BiaffineDParser
BiaffineDParser copied to clipboard
Function parameters are in reverse order in biaffine class
in the file Model.py, the forward function of class ParserModel,
arc_logit = self.arc_biaffine(x_arc_dep, x_arc_head)
and in the file Layer.py, the forward function of class Biaffine,
biaffine = torch.transpose(torch.bmm(affine, input2), 1, 2)
which means the final result is affine * input2
and the affine is calculated by input1, which is x_arc_dep, input2 is x_arc_head,
but in the original paper, the formulation is s^(arc) = H^(arc_head) * U^(1)*H^(arc_dep) + H^(arc_head)*u^(2)
it seems that the order of H(head) and H(dep) are in reverse in the code.
Thanks for your pointing out. However, that is no matter as they are symmetrical.
Thanks for your pointing out. However, that is no matter as they are symmetrical.
OK, and I also have a question about that formulation. The original formulation has two weight matrix U1 and U2, but in the code, I found you seemed combined U1 and U2 by adding a whole-one vevtor ones
?
You can check the differences carefully to examine whether they are equivalent. Whatever, implementation details may be a little different, while the performance is the key. Do not sink into the trivials.

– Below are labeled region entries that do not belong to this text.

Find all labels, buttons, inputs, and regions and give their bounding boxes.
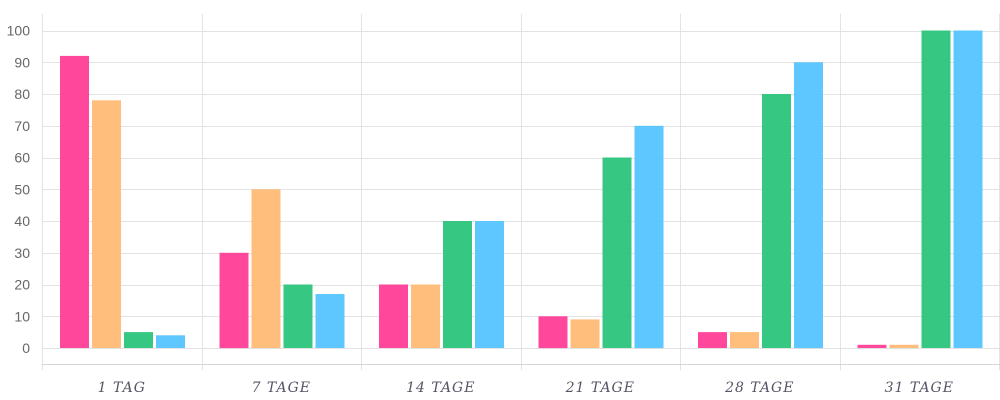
- x-axis-ticks: 1 TAG 7 TAGE 14 TAGE 21 TAGE 28 TAGE 31 TAGE: [98, 380, 954, 396]
- bar[interactable]: [921, 30, 951, 349]
- bar[interactable]: [475, 221, 504, 348]
- bar[interactable]: [602, 157, 632, 349]
- x-tick-label: 31 TAGE: [885, 380, 954, 396]
- bar[interactable]: [124, 332, 153, 348]
- bar[interactable]: [315, 294, 345, 348]
- bar[interactable]: [411, 284, 440, 349]
- bar[interactable]: [762, 94, 791, 348]
- bar[interactable]: [570, 319, 600, 348]
- y-tick-label: 0: [22, 340, 30, 356]
- bar[interactable]: [379, 284, 408, 349]
- bar[interactable]: [283, 284, 313, 349]
- y-axis-ticks: 0 10 20 30 40 50 60 70 80 90 100: [7, 23, 31, 357]
- bar[interactable]: [889, 344, 919, 348]
- bar[interactable]: [698, 332, 727, 348]
- y-tick-label: 80: [14, 86, 30, 102]
- bar[interactable]: [156, 335, 185, 348]
- x-tick-label: 21 TAGE: [565, 380, 635, 396]
- y-tick-label: 30: [14, 245, 30, 261]
- grid: [42, 14, 1000, 370]
- y-tick-label: 50: [14, 181, 30, 197]
- bar[interactable]: [634, 125, 664, 349]
- bar[interactable]: [794, 62, 823, 349]
- x-tick-label: 7 TAGE: [252, 380, 311, 396]
- y-tick-label: 90: [14, 54, 30, 70]
- bar[interactable]: [92, 100, 121, 348]
- bar[interactable]: [857, 344, 887, 348]
- bar[interactable]: [730, 332, 759, 348]
- y-tick-label: 10: [14, 308, 30, 324]
- x-tick-label: 28 TAGE: [724, 380, 794, 396]
- bar[interactable]: [443, 221, 472, 348]
- bar[interactable]: [219, 252, 249, 349]
- bar[interactable]: [251, 189, 281, 349]
- bar[interactable]: [953, 30, 983, 349]
- y-tick-label: 100: [7, 23, 31, 39]
- x-tick-label: 14 TAGE: [406, 380, 475, 396]
- y-tick-label: 60: [14, 150, 30, 166]
- y-tick-label: 20: [14, 277, 30, 293]
- x-tick-label: 1 TAG: [98, 380, 146, 396]
- bar[interactable]: [538, 316, 568, 349]
- y-tick-label: 40: [14, 213, 30, 229]
- y-tick-label: 70: [14, 118, 30, 134]
- bars: [60, 30, 983, 349]
- bar[interactable]: [60, 55, 89, 349]
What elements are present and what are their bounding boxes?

You can check the differences carefully to examine whether they are equivalent. Whatever, implementation details may be a little different, while the performance is the key. Do not sink into the trivials.
Thank you for your advance. I already know how these code correspond to the formulas. But now I have another problem,I find the sofrmax2d function in MST.py contains a process of subtracting the maximum value.
y -= np.max(y, axis=1, keepdims=True)
I don't know why should subtracting the maximum value. What is the special meaning of the maximum value?
Preventing value overflow. Assuming that [100000, 1000002], how to compute softmax in practice?